Technology-Assisted Early Mobilization Program Among Patients in the Intensive Care Units
Trial Parameters
Brief Summary
This single-blind, three-group parallel randomized controlled trial will involve 138 patients with critical illness, randomly assigned at a 1:1:1 ratio to the technology-assisted early mobilization group (46 patients), the systematic early mobilization group (46 patients), or the control group (46 patients). The technology-assisted early mobilization group will receive interventions within 72 hours of ventilator use. The interventions include protocol-oriented early mobilization program carried out by physiotherapist and researcher and technology-assisted in-bed activities primarily assisted by family members. The systematic early mobilization group will receive only the similar protocol-oriented early mobilization program within 72 hours of ventilator use. The control group will receive routine rehabilitation as usual. The primary outcomes include occurrence of intensive care unit-acquired weakness (ICUAW). Secondary outcomes include muscle strength, delirium, sleep status, clinical outcomes, activities of daily living, and quality of life.
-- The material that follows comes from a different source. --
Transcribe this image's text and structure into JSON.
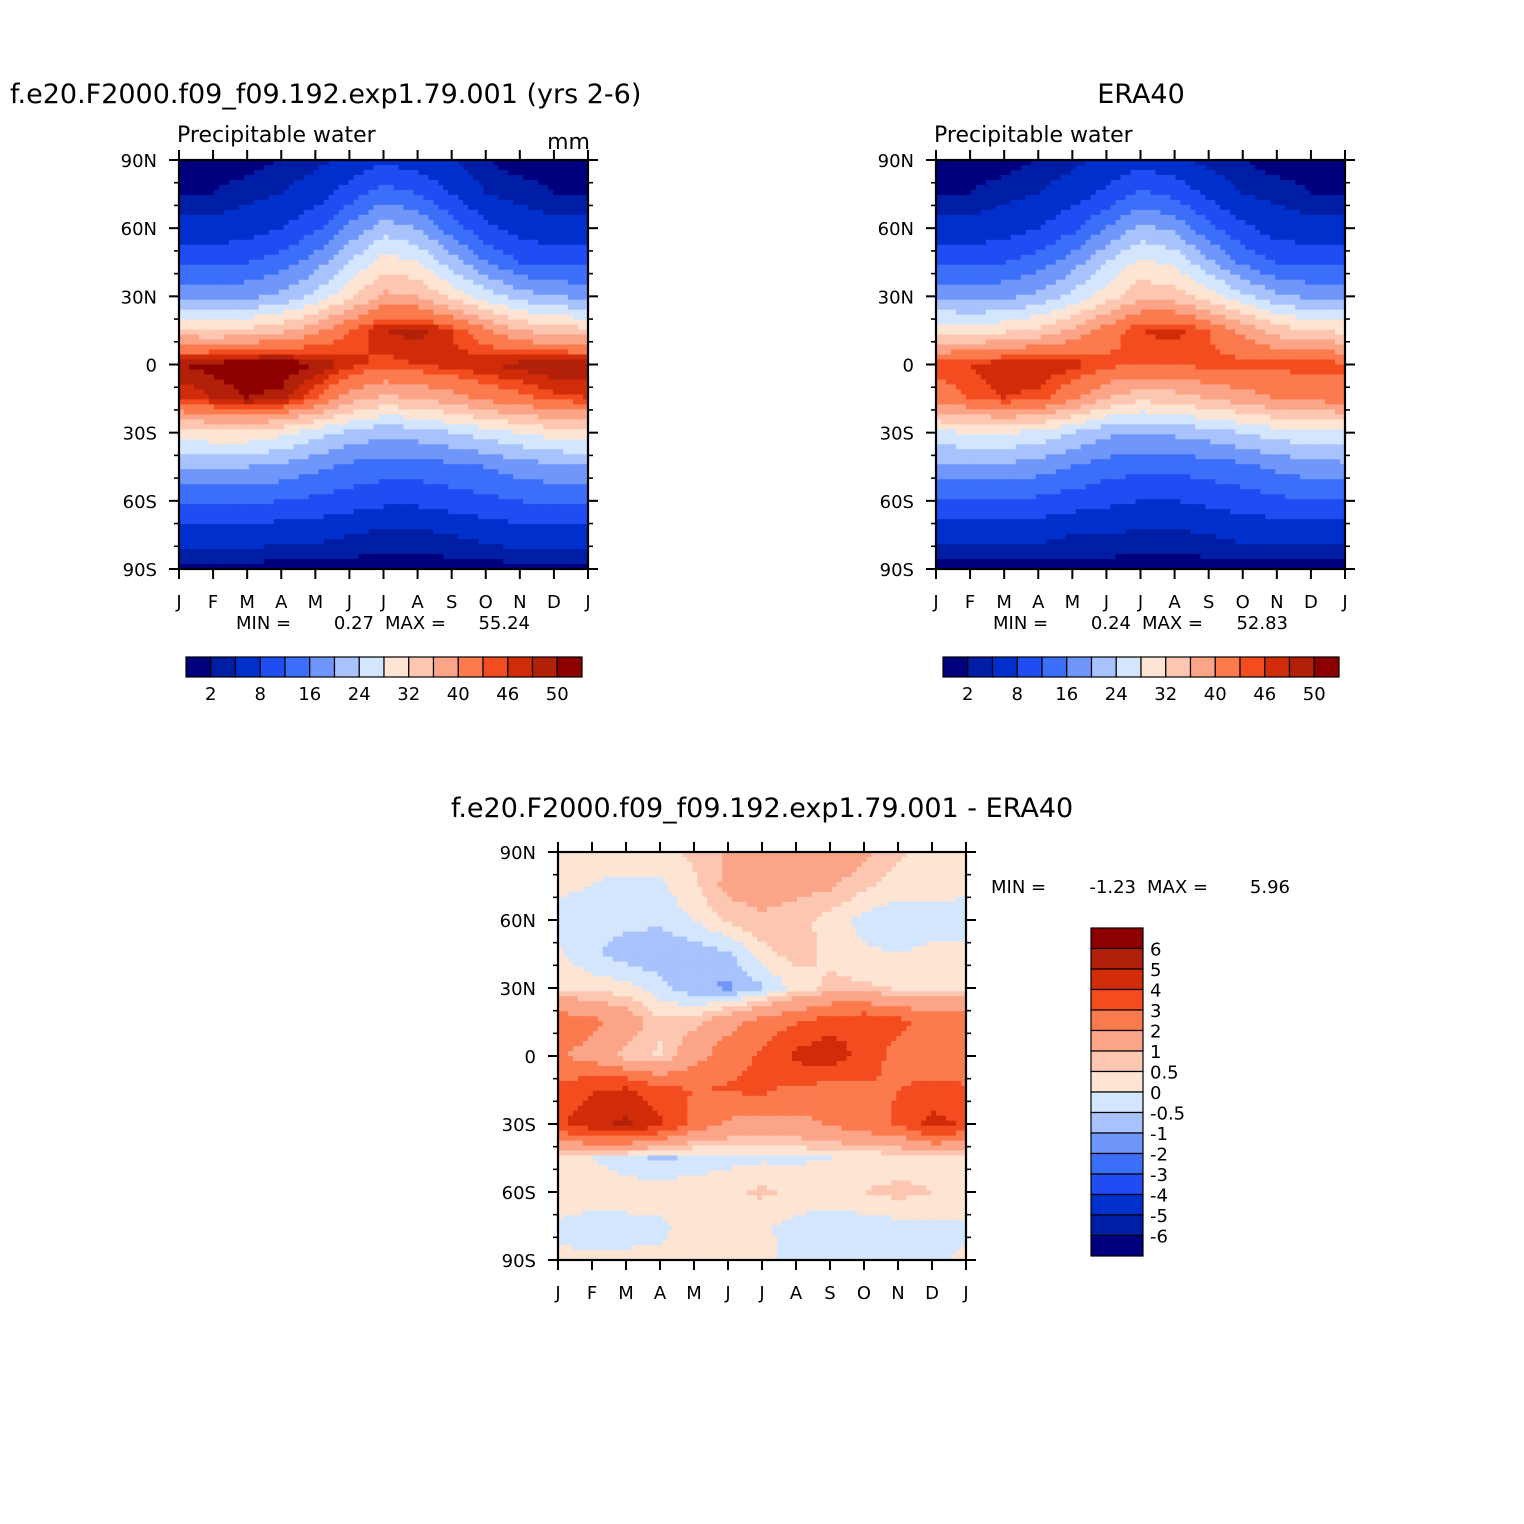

Measurements will be assessed on the day of enrollment, during the ICU stay, on the day of ICU discharge (or up to 28 days), on the day of hospital discharge, and six months after hospital discharge.
Eligibility Criteria
Inclusion Criteria: * Aged ≥ 18 years * Being mechanically ventilated ≥ 24 hours * Richmond Agitation-Sedation Scale (RASS): 0 to -1 * No vision, hearing, or body movements restriction * With clear consciousness and ability to communicate in Chinese * Expected to stay in the ICU \> 96 hours. Exclusion Criteria: * Have developed delirium before enrollment (ICDSC \> 4) * With acute physiology and chronic health evaluation (APACHE II) score \> 25 after ICU admission within 24 hours * With muscle weakness caused by severe acute brain injury (e.g., traumatic brain injury or stroke), spinal coral injury, other neuromuscular conduction diseases, or long-term bedridden or hemiplegia.